Loading Up: The proper maximum weight for backpacks varies from child to child because of the wide range in users' sizes and ages, Giordani says. But if a child cannot pick up the loaded pack easily with one hand, it probably weighs too much.

Adds Tolo: Students "can carry quite a bit of weight quite safely because it is close to the body. The closer to the body, the less strain."

(Outdoor adult backpackers aim to carry no more than one-third of their body weight, says Jim Gorman, senior editor of Backpacker magazine. "Otherwise you are over-packing." But he notes that school backpacks are generally not as sturdy as outdoor models, and the designs vary. So the one-third rule is probably too generous for school backpacks--and not feasible for young children.)

Young veterans like Miguel go by feel. "If I start to walk like this," he says, bending forward, "I put the overflow in my locker."
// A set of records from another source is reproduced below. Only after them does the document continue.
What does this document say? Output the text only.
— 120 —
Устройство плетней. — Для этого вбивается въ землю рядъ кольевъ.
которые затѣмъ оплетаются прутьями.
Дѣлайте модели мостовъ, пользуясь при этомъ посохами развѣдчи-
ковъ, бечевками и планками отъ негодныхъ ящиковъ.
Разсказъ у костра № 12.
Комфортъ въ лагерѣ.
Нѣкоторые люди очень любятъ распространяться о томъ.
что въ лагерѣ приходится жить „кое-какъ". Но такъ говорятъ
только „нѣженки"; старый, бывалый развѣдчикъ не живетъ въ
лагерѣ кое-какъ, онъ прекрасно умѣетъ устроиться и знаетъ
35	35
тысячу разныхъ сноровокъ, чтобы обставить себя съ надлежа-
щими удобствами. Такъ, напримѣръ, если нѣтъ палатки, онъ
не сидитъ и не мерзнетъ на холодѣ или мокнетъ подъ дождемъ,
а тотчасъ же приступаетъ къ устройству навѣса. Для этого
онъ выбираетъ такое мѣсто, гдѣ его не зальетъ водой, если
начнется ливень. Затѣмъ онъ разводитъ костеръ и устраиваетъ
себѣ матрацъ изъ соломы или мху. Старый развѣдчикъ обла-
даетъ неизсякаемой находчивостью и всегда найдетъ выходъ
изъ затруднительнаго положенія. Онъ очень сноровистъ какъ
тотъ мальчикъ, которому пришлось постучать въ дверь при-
Caveats: Excess weight in the pack can lead to shoulder and neck pain, symptoms that parents should be aware of once school starts, Giordani says.
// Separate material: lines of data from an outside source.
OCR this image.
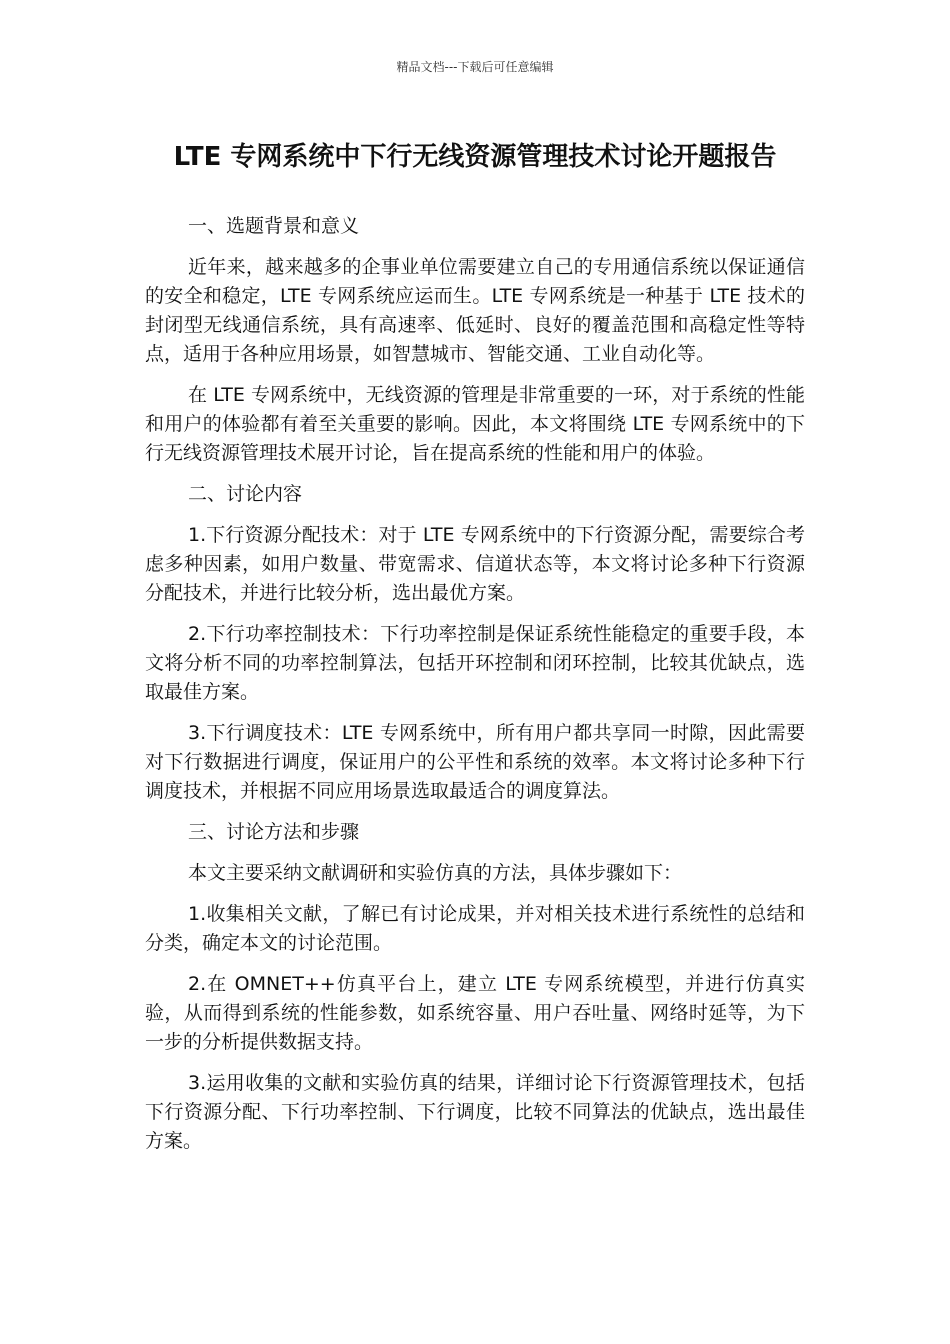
精品文档---下载后可任意编辑
LTE 专网系统中下行无线资源管理技术讨论开题报告

一、选题背景和意义

近年来，越来越多的企事业单位需要建立自己的专用通信系统以保证通信的安全和稳定，LTE 专网系统应运而生。LTE 专网系统是一种基于 LTE 技术的封闭型无线通信系统，具有高速率、低延时、良好的覆盖范围和高稳定性等特点，适用于各种应用场景，如智慧城市、智能交通、工业自动化等。

在 LTE 专网系统中，无线资源的管理是非常重要的一环，对于系统的性能和用户的体验都有着至关重要的影响。因此，本文将围绕 LTE 专网系统中的下行无线资源管理技术展开讨论，旨在提高系统的性能和用户的体验。

二、讨论内容

1.下行资源分配技术：对于 LTE 专网系统中的下行资源分配，需要综合考虑多种因素，如用户数量、带宽需求、信道状态等，本文将讨论多种下行资源分配技术，并进行比较分析，选出最优方案。

2.下行功率控制技术：下行功率控制是保证系统性能稳定的重要手段，本文将分析不同的功率控制算法，包括开环控制和闭环控制，比较其优缺点，选取最佳方案。

3.下行调度技术：LTE 专网系统中，所有用户都共享同一时隙，因此需要对下行数据进行调度，保证用户的公平性和系统的效率。本文将讨论多种下行调度技术，并根据不同应用场景选取最适合的调度算法。

三、讨论方法和步骤

本文主要采纳文献调研和实验仿真的方法，具体步骤如下：

1.收集相关文献，了解已有讨论成果，并对相关技术进行系统性的总结和分类，确定本文的讨论范围。

2.在 OMNET++仿真平台上，建立 LTE 专网系统模型，并进行仿真实验，从而得到系统的性能参数，如系统容量、用户吞吐量、网络时延等，为下一步的分析提供数据支持。

3.运用收集的文献和实验仿真的结果，详细讨论下行资源管理技术，包括下行资源分配、下行功率控制、下行调度，比较不同算法的优缺点，选出最佳方案。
And, no matter how heavy or light, the weight in the pack should be distributed as equally as possible. "It's important to balance the load," Tolo advises. If the load is very heavy and unbalanced, it could lead to low back pain, he says, because the body will shift into unnatural postures to compensate.
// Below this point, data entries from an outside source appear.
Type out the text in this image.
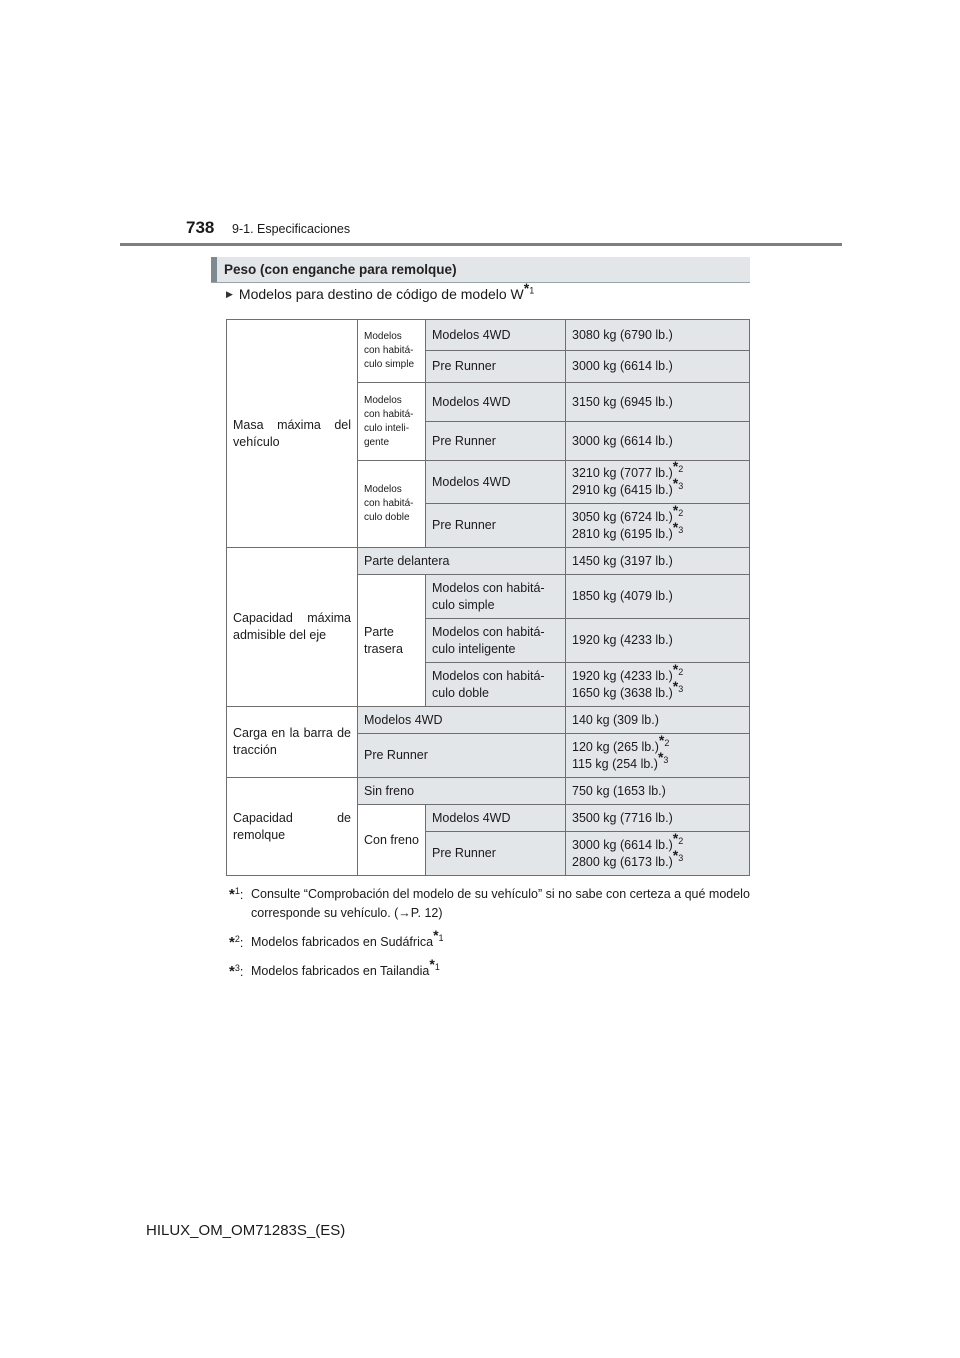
738 9-1. Especificaciones
Peso (con enganche para remolque)
▶ Modelos para destino de código de modelo W*$^1$
Masa máxima del vehículo	Modelos con habitá- culo simple	Modelos 4WD	3080 kg (6790 lb.)
		Pre Runner	3000 kg (6614 lb.)
	Modelos con habitá- culo inteli- gente	Modelos 4WD	3150 kg (6945 lb.)
		Pre Runner	3000 kg (6614 lb.)
	Modelos con habitá- culo doble	Modelos 4WD	3210 kg (7077 lb.)*$^2$
2910 kg (6415 lb.)*$^3$
		Pre Runner	3050 kg (6724 lb.)*$^2$
2810 kg (6195 lb.)*$^3$
Capacidad máxima admisible del eje	Parte delantera		1450 kg (3197 lb.)
	Parte trasera	Modelos con habitá- culo simple	1850 kg (4079 lb.)
		Modelos con habitá- culo inteligente	1920 kg (4233 lb.)
		Modelos con habitá- culo doble	1920 kg (4233 lb.)*$^2$
1650 kg (3638 lb.)*$^3$
Carga en la barra de tracción	Modelos 4WD		140 kg (309 lb.)
	Pre Runner		120 kg (265 lb.)*$^2$
115 kg (254 lb.)*$^3$
Capacidad de remolque	Sin freno		750 kg (1653 lb.)
	Con freno	Modelos 4WD	3500 kg (7716 lb.)
		Pre Runner	3000 kg (6614 lb.)*$^2$
2800 kg (6173 lb.)*$^3$
*$^1$: Consulte “Comprobación del modelo de su vehículo” si no sabe con certeza a qué modelo corresponde su vehículo. (→P. 12)
*$^2$: Modelos fabricados en Sudáfrica*$^1$
*$^3$: Modelos fabricados en Tailandia*$^1$
HILUX_OM_OM71283S_(ES)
Wearing comfortable shoes can help prevent orthopedic problems, too, says Giordani, who discourages the wearing of high-heeled shoes while carrying a backpack.

Whatever the backpack load, cinching the shoulder straps too tightly should be avoided because it can reduce blood circulation to the arms or push on nerves, leading to temporary numbness in the arms, Giordani says.

The one-shoulder carry, while fashionable, isn't ideal in orthopedists' eyes. "If a backpack is not too loaded down, it's not a big deal," Giordani says. "But if it is weighted down, put on one shoulder and then catawampus across the back, trapezius muscle pain could result." The large trapezius muscle helps draw the head to one side or backward, among other functions.

Students who already have low-back pain are better off carrying a book bag, Giordani says.

* Doheny cannot answer mail personally but will attempt to respond in this column to questions of general interest. Please do not telephone. Write to Your Body, Life & Style, Times Mirror Square, Los Angeles, Calif. 90053.


A Heavy Load to Bear

* Use padded straps to avoid pressure on the axillary nerve.

* Make shoulder straps loose to prevent pinching of nerves in the arms and reduced blood circulation.

* Carry the pack on both shoulders to prevent strain on one side of the body.

* Distribute weight in the pack as evenly as possible.

* Wear comfortable shoes to help prevent orthopedic problems.